Make the Irish Whiskey Ganache: Chop the chocolate and transfer it to a heatproof bowl. Heat the cream until simmering and pour it over the chocolate. Let it sit for one minute and then stir until smooth. (If this has not sufficiently melted the chocolate, you can return it to a double-boiler to gently melt what remains. 20 seconds in the microwave, watching carefully, will also work.) Add the butter and whiskey and stir until combined.
Let the ganache cool until thick but still soft enough to be piped (the fridge will speed this along but you must stir it every 10 minutes). Meanwhile, using a 1-inch round cookie cutter, or an apple corer, or a melon baller (it was all I had), cut or scoop the centers out of the cooled cupcakes. I went about halfway down the cupcake, and I just slightly ran out of ganache, so maybe only go about a 1/3 of the way down. Put the ganache in a plastic baggy and snip a whole on one end to use as a piping bag. Fill the holes in each cupcake to the top.

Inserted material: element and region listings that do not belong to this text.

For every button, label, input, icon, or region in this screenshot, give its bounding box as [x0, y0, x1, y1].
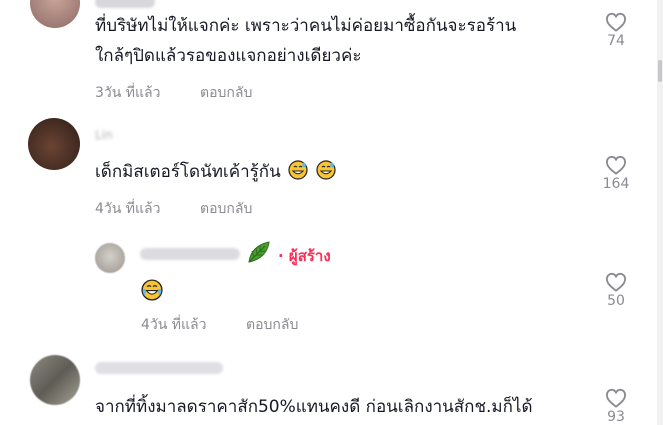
avatar[interactable]	[30, 0, 80, 28]
comment-text: เด็กมิสเตอร์โดนัทเค้ารู้กัน	[95, 158, 336, 186]
comment-text-body: เด็กมิสเตอร์โดนัทเค้ารู้กัน	[95, 162, 281, 182]
reply-button[interactable]: ตอบกลับ	[246, 314, 298, 336]
username[interactable]	[95, 0, 155, 8]
tears-of-joy-emoji-icon	[141, 279, 163, 301]
avatar[interactable]	[28, 118, 80, 170]
heart-outline-icon	[605, 272, 627, 292]
username[interactable]: Lin	[95, 128, 113, 142]
like-count: 50	[607, 293, 625, 309]
like-button[interactable]: 164	[596, 155, 636, 192]
grinning-sweat-emoji-icon	[288, 160, 308, 180]
comment-time: 4วัน ที่แล้ว	[141, 317, 207, 333]
username[interactable]	[95, 362, 223, 374]
comment-text: จากที่ทิ้งมาลดราคาสัก50%แทนคงดี ก่อนเลิก…	[95, 397, 533, 417]
comment-time: 3วัน ที่แล้ว	[95, 85, 161, 101]
scrollbar-thumb[interactable]	[658, 60, 662, 82]
scrollbar-track[interactable]	[657, 0, 663, 425]
heart-outline-icon	[605, 12, 627, 32]
heart-outline-icon	[605, 155, 627, 175]
like-button[interactable]: 93	[596, 388, 636, 425]
reply-button[interactable]: ตอบกลับ	[200, 82, 252, 104]
comment-text: ใกล้ๆปิดแล้วรอของแจกอย่างเดียวค่ะ	[95, 46, 362, 66]
username[interactable]	[140, 248, 240, 260]
reply-button[interactable]: ตอบกลับ	[200, 198, 252, 220]
grinning-sweat-emoji-icon	[315, 160, 336, 180]
like-count: 74	[607, 33, 625, 49]
avatar[interactable]	[95, 243, 125, 273]
like-count: 164	[602, 176, 630, 192]
comment-text: ที่บริษัทไม่ให้แจกค่ะ เพราะว่าคนไม่ค่อยม…	[95, 16, 517, 36]
comment-time: 4วัน ที่แล้ว	[95, 201, 161, 217]
like-count: 93	[607, 409, 625, 425]
heart-outline-icon	[605, 388, 627, 408]
like-button[interactable]: 74	[596, 12, 636, 49]
creator-badge: · ผู้สร้าง	[278, 247, 331, 265]
leaf-emoji-icon	[248, 241, 270, 263]
like-button[interactable]: 50	[596, 272, 636, 309]
avatar[interactable]	[30, 355, 80, 405]
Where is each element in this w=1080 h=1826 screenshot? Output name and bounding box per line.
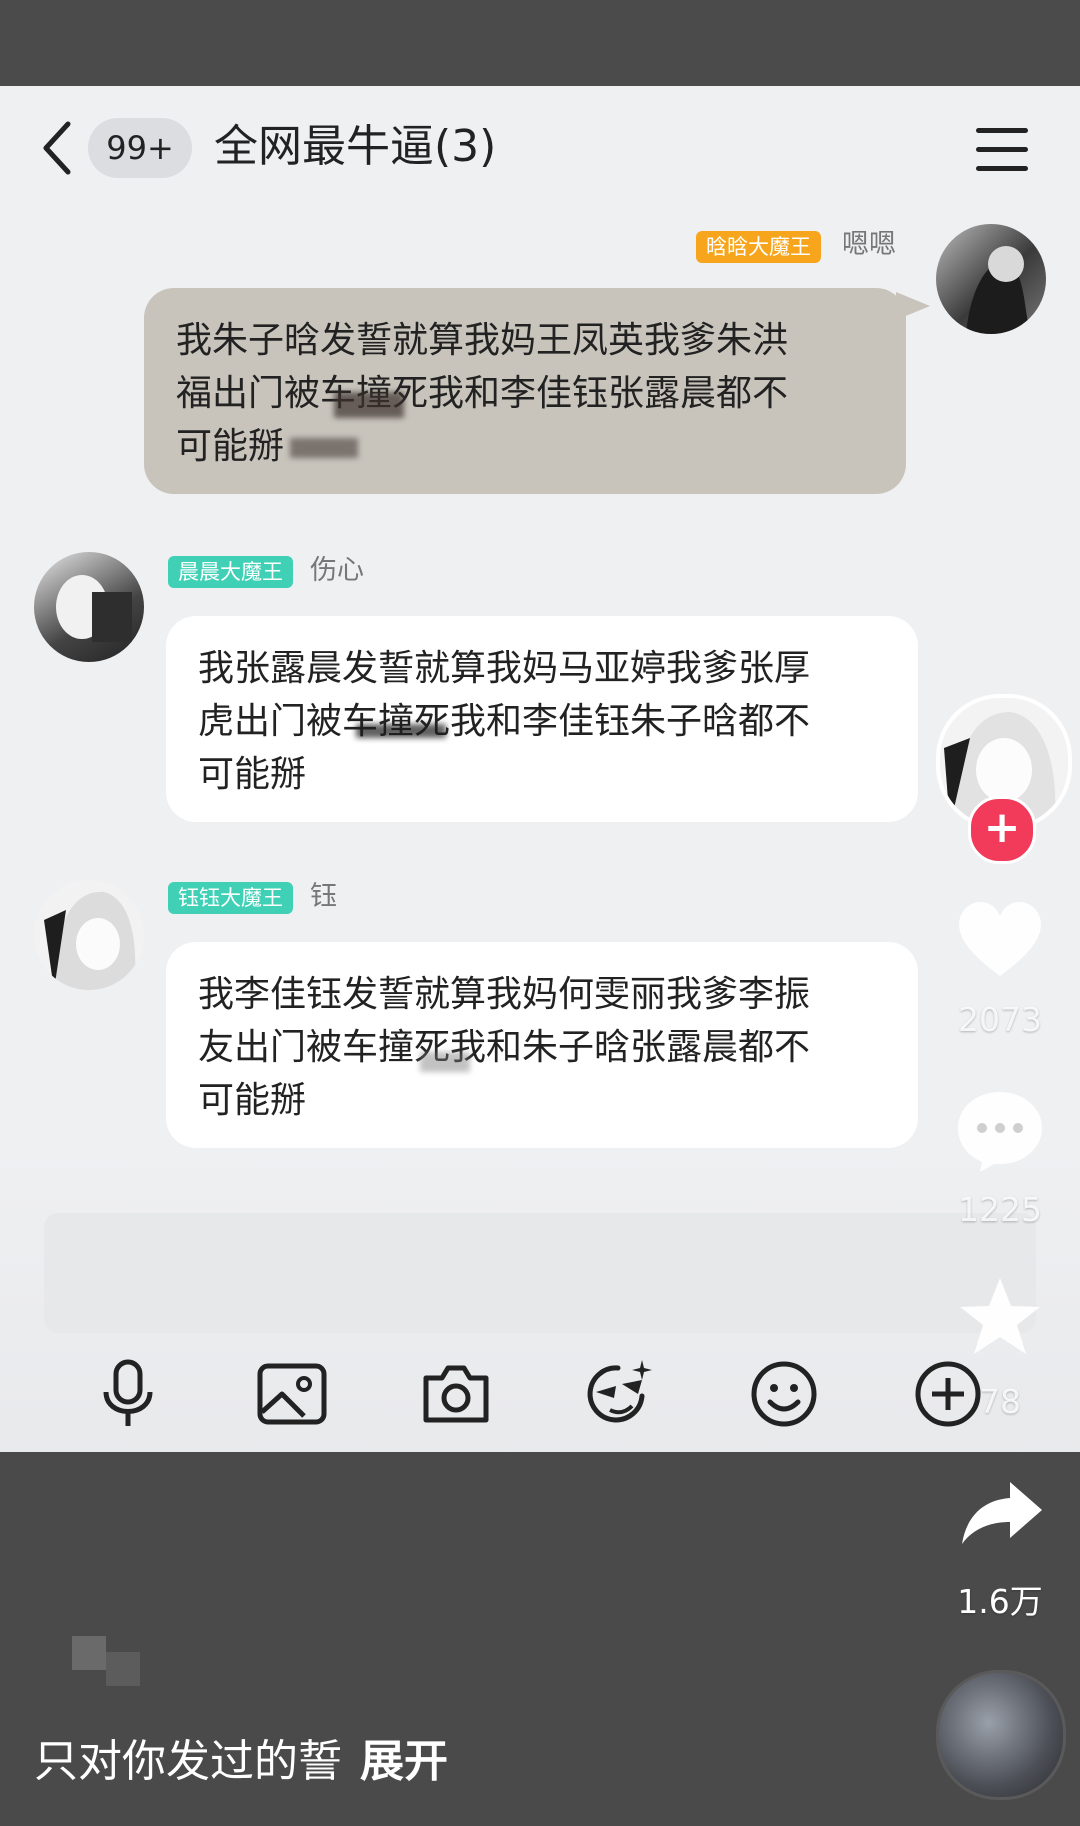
follow-button[interactable]: + <box>968 796 1036 864</box>
video-caption: 只对你发过的誓 展开 <box>34 1730 448 1794</box>
message-line: 福出门被车撞死我和李佳钰张露晨都不 <box>176 373 789 414</box>
back-arrow-icon[interactable] <box>38 118 78 178</box>
message-line: 可能掰 <box>176 426 285 467</box>
member-tag: 晨晨大魔王 <box>168 556 293 588</box>
unread-badge[interactable]: 99+ <box>88 118 192 178</box>
status-area <box>0 0 1080 86</box>
avatar[interactable] <box>936 224 1046 334</box>
likes-count: 2073 <box>958 1000 1042 1039</box>
mosaic-patch <box>106 1652 140 1686</box>
group-title: 全网最牛逼(3) <box>214 121 497 172</box>
mic-icon[interactable] <box>90 1356 166 1432</box>
member-nickname: 嗯嗯 <box>842 229 896 260</box>
comments-count: 1225 <box>958 1190 1042 1229</box>
star-icon[interactable] <box>956 1274 1044 1360</box>
member-tag: 晗晗大魔王 <box>696 231 821 263</box>
mosaic-patch <box>72 1636 106 1670</box>
message-line: 我朱子晗发誓就算我妈王凤英我爹朱洪 <box>176 320 789 361</box>
chat-header: 99+ 全网最牛逼(3) <box>0 86 1080 206</box>
message-input[interactable] <box>44 1213 1036 1333</box>
sticker-face-icon[interactable] <box>582 1356 658 1432</box>
camera-icon[interactable] <box>418 1356 494 1432</box>
message-line: 可能掰 <box>198 1080 307 1121</box>
message-line: 我张露晨发誓就算我妈马亚婷我爹张厚 <box>198 648 811 689</box>
message-line: 我李佳钰发誓就算我妈何雯丽我爹李振 <box>198 974 811 1015</box>
redaction-mark <box>334 392 404 418</box>
avatar-image <box>44 891 136 990</box>
message-bubble-received[interactable]: 我张露晨发誓就算我妈马亚婷我爹张厚 虎出门被车撞死我和李佳钰朱子晗都不 可能掰 <box>166 616 918 822</box>
member-nickname: 伤心 <box>310 555 364 586</box>
avatar-image <box>966 246 1031 334</box>
music-disc[interactable] <box>936 1670 1066 1800</box>
redaction-mark <box>420 1052 470 1072</box>
comment-icon[interactable] <box>954 1086 1046 1174</box>
message-line: 友出门被车撞死我和朱子晗张露晨都不 <box>198 1027 811 1068</box>
favorites-count: 78 <box>979 1382 1021 1421</box>
message-bubble-sent[interactable]: 我朱子晗发誓就算我妈王凤英我爹朱洪 福出门被车撞死我和李佳钰张露晨都不 可能掰 <box>144 288 906 494</box>
chat-screenshot: 99+ 全网最牛逼(3) 晗晗大魔王 嗯嗯 我朱子晗发誓就算我妈王凤英我爹朱洪 … <box>0 86 1080 1452</box>
message-bubble-received[interactable]: 我李佳钰发誓就算我妈何雯丽我爹李振 友出门被车撞死我和朱子晗张露晨都不 可能掰 <box>166 942 918 1148</box>
shares-count: 1.6万 <box>957 1582 1043 1621</box>
avatar-image <box>56 575 132 642</box>
image-icon[interactable] <box>254 1356 330 1432</box>
caption-text: 只对你发过的誓 <box>34 1736 342 1787</box>
menu-icon[interactable] <box>976 128 1028 172</box>
share-icon[interactable] <box>958 1478 1044 1548</box>
heart-icon[interactable] <box>954 896 1046 980</box>
message-line: 可能掰 <box>198 754 307 795</box>
emoji-icon[interactable] <box>746 1356 822 1432</box>
member-nickname: 钰 <box>310 881 337 912</box>
redaction-mark <box>356 724 446 738</box>
avatar[interactable] <box>34 552 144 662</box>
message-line: 虎出门被车撞死我和李佳钰朱子晗都不 <box>198 701 811 742</box>
avatar[interactable] <box>34 880 144 990</box>
member-tag: 钰钰大魔王 <box>168 882 293 914</box>
expand-button[interactable]: 展开 <box>360 1736 448 1787</box>
redaction-mark <box>290 438 358 458</box>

Make the frosting: Put the cream in the bowl of a stand mixer, and start mixing on medium-high speed. After about a minute or so, add in the sugar and turn the speed to high. Mix until the cream is very thick (it should be a little lumpy, this will help it to stay thick and not melt as easily). Add in the Baileys and mix until combined.
Place the frosting in a piping bag with a large tip, and pipe on to the cupcakes as desired. Or simply plop some of the frosting on to each. Cupcakes will keep, in the refrigerator, for 1-2 days.